Why You Should Give Us Direct Access to Your System or a Database Dump
We work with data from project partners in two ways:
1. Some partners prefer we do our work on their systems. From the partner’s perspective, this may have significant benefits: The partner retains control of the data, and it is easier to deploy our work at the end of the project.
Partners who choose this approach need to provide us with the computational resources necessary to handle our machine-learning pipeline. For most projects, we can do well with 2-4 cores, 16-32 GB of RAM, and 500 GB of disk space. The more computational resources we get, the faster we can build good models.
We use all free amd open-source software, including the following:
We use linux command-line tools
Python (numpy, pandas, scipy, scikit-learn at a minimum)
Postgres. We can use other database systems, but it will slow our work.

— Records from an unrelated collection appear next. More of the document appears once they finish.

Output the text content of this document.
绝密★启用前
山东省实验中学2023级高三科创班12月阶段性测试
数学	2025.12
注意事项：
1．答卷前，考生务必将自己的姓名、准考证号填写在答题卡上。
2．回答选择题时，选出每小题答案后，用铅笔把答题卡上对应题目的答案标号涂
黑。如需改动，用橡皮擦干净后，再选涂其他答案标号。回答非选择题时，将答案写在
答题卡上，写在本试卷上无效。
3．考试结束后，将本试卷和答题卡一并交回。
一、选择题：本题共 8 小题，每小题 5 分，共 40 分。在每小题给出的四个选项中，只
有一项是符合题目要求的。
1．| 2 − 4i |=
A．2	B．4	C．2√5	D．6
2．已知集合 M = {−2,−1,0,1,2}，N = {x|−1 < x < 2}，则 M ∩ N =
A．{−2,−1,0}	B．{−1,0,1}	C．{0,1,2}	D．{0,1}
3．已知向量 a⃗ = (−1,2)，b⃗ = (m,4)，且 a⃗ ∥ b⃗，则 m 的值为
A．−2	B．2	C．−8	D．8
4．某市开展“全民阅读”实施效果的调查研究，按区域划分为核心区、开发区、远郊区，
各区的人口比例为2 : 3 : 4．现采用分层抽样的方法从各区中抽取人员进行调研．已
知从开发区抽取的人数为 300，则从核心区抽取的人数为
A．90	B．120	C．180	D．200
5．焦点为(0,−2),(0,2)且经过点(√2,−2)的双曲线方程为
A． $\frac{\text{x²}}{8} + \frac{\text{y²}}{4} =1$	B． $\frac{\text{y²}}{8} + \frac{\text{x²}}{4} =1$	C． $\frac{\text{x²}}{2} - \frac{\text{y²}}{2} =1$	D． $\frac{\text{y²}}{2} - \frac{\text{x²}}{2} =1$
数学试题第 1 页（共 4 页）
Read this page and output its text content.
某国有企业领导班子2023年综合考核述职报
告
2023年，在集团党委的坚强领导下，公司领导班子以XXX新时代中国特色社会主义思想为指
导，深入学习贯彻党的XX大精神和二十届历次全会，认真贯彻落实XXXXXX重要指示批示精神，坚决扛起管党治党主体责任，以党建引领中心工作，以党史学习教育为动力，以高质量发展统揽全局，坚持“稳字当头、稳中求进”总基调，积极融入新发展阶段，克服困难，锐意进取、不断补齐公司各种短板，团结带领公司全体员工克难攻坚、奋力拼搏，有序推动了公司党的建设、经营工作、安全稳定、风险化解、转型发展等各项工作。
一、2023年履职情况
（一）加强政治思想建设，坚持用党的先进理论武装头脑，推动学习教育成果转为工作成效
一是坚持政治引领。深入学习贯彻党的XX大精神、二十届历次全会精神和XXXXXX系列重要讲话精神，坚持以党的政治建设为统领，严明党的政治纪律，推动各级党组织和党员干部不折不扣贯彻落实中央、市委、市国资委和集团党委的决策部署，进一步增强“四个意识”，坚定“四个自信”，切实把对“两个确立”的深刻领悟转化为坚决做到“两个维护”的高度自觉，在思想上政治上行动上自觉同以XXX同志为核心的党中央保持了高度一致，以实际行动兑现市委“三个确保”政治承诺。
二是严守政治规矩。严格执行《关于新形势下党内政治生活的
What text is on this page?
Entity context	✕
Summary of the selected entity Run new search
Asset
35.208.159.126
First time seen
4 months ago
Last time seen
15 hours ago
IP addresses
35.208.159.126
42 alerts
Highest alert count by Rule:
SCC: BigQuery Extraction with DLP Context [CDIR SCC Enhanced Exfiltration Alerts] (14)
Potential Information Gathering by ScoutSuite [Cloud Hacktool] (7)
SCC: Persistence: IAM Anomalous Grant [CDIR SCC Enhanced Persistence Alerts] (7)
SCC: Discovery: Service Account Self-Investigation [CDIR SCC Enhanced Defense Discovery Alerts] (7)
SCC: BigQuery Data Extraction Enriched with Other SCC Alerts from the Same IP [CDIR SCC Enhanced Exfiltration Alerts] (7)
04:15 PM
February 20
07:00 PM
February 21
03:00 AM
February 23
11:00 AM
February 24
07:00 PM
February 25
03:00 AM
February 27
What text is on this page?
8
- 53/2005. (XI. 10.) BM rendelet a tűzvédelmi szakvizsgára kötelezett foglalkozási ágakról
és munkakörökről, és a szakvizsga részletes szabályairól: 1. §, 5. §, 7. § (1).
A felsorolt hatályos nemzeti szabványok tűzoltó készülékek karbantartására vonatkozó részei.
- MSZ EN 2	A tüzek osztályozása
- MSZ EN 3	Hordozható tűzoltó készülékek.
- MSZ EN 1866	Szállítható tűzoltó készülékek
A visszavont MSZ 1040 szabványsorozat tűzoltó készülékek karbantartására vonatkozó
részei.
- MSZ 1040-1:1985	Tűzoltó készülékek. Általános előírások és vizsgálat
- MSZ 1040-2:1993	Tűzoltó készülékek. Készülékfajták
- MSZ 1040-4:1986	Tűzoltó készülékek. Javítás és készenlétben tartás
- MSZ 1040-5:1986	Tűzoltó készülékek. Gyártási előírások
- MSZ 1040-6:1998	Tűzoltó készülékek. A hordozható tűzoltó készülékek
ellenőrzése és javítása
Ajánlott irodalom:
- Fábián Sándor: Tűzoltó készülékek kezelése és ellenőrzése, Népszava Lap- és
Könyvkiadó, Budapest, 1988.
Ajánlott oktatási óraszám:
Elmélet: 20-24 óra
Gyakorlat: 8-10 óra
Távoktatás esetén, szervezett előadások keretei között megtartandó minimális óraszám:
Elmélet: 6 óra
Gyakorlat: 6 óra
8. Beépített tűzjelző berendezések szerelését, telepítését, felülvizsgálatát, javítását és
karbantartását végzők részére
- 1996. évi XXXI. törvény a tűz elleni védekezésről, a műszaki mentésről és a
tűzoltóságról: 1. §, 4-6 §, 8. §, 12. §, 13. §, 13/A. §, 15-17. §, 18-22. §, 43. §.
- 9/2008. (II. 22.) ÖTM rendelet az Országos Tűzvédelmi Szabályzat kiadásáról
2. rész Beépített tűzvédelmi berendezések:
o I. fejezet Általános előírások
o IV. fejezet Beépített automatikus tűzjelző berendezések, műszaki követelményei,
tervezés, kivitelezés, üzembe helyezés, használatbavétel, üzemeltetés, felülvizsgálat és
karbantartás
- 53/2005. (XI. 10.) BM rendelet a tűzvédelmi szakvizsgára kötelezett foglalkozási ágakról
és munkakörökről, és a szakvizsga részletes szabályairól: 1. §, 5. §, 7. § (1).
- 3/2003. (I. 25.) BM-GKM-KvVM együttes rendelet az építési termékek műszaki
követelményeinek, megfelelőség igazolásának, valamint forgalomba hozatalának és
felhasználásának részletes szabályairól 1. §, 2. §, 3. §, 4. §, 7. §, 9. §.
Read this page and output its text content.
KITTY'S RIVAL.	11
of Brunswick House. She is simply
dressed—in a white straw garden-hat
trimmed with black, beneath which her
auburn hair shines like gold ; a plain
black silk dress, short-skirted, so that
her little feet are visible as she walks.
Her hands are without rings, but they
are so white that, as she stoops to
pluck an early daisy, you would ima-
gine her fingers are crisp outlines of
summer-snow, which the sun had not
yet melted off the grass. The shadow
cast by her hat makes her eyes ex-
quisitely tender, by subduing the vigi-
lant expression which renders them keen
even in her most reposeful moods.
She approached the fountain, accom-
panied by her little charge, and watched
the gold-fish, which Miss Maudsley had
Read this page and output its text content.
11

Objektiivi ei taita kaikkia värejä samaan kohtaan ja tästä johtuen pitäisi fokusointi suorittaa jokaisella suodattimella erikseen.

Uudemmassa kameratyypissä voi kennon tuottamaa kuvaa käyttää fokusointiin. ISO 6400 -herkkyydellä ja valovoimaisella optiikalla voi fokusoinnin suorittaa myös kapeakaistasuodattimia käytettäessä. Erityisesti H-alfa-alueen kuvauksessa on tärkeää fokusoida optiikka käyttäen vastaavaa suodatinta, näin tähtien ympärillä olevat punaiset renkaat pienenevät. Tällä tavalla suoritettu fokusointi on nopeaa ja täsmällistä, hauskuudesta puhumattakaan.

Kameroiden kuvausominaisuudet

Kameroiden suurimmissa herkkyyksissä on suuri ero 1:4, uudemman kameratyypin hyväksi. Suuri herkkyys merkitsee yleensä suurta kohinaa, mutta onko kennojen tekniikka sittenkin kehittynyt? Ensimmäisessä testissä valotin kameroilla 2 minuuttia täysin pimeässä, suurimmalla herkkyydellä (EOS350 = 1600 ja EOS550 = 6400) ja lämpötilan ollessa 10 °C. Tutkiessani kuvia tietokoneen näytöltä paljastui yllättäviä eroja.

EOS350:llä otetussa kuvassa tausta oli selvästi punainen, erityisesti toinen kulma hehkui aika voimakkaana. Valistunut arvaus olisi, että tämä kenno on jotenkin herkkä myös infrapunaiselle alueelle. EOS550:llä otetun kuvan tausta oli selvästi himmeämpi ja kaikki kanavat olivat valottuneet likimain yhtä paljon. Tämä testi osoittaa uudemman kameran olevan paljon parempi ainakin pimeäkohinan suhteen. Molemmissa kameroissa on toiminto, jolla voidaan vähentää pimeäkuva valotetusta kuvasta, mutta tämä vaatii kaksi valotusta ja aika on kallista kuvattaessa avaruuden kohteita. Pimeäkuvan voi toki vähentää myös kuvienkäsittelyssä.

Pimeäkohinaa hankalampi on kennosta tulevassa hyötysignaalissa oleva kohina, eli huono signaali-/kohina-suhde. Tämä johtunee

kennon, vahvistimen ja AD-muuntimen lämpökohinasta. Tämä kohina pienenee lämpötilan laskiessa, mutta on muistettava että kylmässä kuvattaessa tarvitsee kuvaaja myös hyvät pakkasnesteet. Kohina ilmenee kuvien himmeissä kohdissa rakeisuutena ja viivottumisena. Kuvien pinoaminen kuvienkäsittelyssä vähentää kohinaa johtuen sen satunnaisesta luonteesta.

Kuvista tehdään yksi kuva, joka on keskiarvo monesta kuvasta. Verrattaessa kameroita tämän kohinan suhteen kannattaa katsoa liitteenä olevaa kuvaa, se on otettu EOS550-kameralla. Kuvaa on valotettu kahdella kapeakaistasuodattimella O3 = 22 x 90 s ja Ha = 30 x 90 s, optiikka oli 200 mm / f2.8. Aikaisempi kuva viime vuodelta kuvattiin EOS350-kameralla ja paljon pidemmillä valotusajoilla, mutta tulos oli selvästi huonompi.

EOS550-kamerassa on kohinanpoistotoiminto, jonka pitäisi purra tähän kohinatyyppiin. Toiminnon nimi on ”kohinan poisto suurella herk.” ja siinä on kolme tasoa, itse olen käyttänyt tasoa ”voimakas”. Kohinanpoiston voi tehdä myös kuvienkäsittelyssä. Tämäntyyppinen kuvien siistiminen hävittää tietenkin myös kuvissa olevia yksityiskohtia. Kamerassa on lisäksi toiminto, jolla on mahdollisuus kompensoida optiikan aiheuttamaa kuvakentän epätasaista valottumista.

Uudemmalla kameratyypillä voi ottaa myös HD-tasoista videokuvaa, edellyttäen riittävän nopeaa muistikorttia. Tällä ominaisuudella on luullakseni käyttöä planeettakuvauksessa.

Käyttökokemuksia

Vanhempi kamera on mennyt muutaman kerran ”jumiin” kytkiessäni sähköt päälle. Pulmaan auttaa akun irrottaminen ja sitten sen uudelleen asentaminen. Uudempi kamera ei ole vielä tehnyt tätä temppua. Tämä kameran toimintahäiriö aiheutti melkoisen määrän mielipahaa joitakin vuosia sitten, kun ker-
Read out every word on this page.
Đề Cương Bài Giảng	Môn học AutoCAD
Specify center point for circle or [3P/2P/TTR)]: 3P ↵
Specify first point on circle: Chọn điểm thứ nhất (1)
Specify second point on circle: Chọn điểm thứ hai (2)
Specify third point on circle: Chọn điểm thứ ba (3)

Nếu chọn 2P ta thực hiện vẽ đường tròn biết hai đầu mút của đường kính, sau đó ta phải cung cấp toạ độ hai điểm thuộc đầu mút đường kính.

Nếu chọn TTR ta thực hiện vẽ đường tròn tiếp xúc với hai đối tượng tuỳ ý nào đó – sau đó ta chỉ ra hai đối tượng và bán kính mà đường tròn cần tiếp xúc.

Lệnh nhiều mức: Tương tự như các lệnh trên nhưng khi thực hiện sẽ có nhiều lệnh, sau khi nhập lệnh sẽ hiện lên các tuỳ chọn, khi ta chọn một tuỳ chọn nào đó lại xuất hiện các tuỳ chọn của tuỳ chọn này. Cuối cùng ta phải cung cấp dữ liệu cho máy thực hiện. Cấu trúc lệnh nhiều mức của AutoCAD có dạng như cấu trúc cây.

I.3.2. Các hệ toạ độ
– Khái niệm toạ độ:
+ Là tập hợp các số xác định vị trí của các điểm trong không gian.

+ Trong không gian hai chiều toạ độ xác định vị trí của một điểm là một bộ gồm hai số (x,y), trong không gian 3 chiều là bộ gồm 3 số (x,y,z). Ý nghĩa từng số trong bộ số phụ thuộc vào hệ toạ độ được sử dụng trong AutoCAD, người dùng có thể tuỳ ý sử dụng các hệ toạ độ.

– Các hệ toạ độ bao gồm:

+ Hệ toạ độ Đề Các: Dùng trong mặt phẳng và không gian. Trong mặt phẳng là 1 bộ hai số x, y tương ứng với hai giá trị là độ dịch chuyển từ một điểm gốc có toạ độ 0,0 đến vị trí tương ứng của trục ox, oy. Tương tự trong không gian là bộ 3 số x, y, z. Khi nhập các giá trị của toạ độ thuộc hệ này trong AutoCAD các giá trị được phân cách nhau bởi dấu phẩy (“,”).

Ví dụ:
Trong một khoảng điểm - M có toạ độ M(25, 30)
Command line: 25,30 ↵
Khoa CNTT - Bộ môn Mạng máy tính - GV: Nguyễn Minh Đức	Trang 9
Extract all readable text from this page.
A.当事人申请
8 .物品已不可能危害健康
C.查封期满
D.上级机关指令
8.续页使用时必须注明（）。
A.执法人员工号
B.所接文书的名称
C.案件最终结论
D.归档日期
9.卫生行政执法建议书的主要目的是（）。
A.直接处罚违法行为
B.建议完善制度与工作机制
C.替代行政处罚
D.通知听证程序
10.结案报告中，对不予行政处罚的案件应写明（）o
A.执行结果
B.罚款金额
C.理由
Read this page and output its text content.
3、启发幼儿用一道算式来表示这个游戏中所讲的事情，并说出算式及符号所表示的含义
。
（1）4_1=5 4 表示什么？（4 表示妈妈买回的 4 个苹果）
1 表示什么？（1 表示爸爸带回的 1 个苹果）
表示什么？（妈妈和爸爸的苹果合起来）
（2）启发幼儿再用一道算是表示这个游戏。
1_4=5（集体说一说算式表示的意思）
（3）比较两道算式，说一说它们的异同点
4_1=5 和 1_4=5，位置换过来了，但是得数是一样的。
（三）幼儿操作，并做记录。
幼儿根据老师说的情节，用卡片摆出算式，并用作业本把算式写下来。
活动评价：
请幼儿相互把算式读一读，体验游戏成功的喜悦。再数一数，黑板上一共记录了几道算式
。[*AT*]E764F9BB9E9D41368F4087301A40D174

2. Most of them givs us an extract/copy of their internal data. We have strict protocols and security procedures for protecting the privacy and confidentiality of the data given to us. When giving us an extract of your data, many of our partners have worked with universities and have standard procedures for extracting and cleaning data for academic use. While those procedures might work well for one-off research projects, it doesn’t work well for the types of projects we work on and our goal of giving you a working system back.. Most DSaPP projects aim to build software that works on our partners’ systems, even after we stop working together. For that to happen, we typically need direct access to the partner’s computer system (where we log into the system as any employee would and do our work there) or a database dump.
Why direct access to your system is good
- Less work for your IT staff: To give us access to your system, your IT staff simply needs to create accounts and access controls as they would for any new employee. Dumping the database or extracting flat files typically requires more manual labor from your side. You can find our technical requirements for working on your system here.
- Easiest, cheapest deployment on your system: When we write code to run on your system, you can be ensured that it will work on your system. If you export your data to another format, our code will be written to use that format. You’d either need to write code to export the code repeatedly (which is inefficient because it creates multiple copies of your data) or the code would need to be rewritten or modified to work with the original data source.
- Control over security: When we do the work on our system, we take several steps to ensure the security of your data. If you prefer to keep the data on your system and to control our access to, and monitor our use of, the data, you can give us access to your system, as you do with any of your employees.
Several partners who have given us access to their systems hire us as interns. You can find a sample legal agreement for that here.
Why a database dump is also good
- Less work for your IT staff: Rather than trying to export a database table by table, standard databases offer relatively straightforward ways to dump entire databases at one time. We posted directions for the several popular databases here.
- Easier, cheaper deployment on your system: A database dump is as close to using your system without using your system. The code we write for your database dump will likely work on your system with minimal changes.
- Use all the information: Database dumps contain useful information that Excel and flat files don’t, such as indexes and constraints. Indexes provide us with already optimized code and tell us what information in the database is used most often. Constraints tell us what types of information we can find in each column (e.g. text up to 32 characters long) and how tables relate. For example, dBeaver created the graph below for our police early intervention system using nothing but database constraints. It would take a lot longer to figure out how the tables relate if we got a bunch of flat files.
Why other forms of data sharing are worse
- More work for your IT staff: Giving us Excel files or flat files may require your IT staff to write separate scripts for each one.
- Lower data quality: In addition to losing the database’s constraints and indexes, file formatting can get messy. For example, our partners have struggled with exporting CSVs that have quotes around the text fields, which can throw the entire file format off.
- Pre-cleaned data are bad: Some partners want to clean the data before giving it to us. That’s bad for a couple reasons:
- We can’t know what effect cleaning has on the outcome. We prefer to get the rawest data possible so we can test what effect various cleaning strategies have on the results.
- We’re trying to build tools our partners can use. Unless the partner scripts the cleaning, they will have to manually clean the data to use what we built.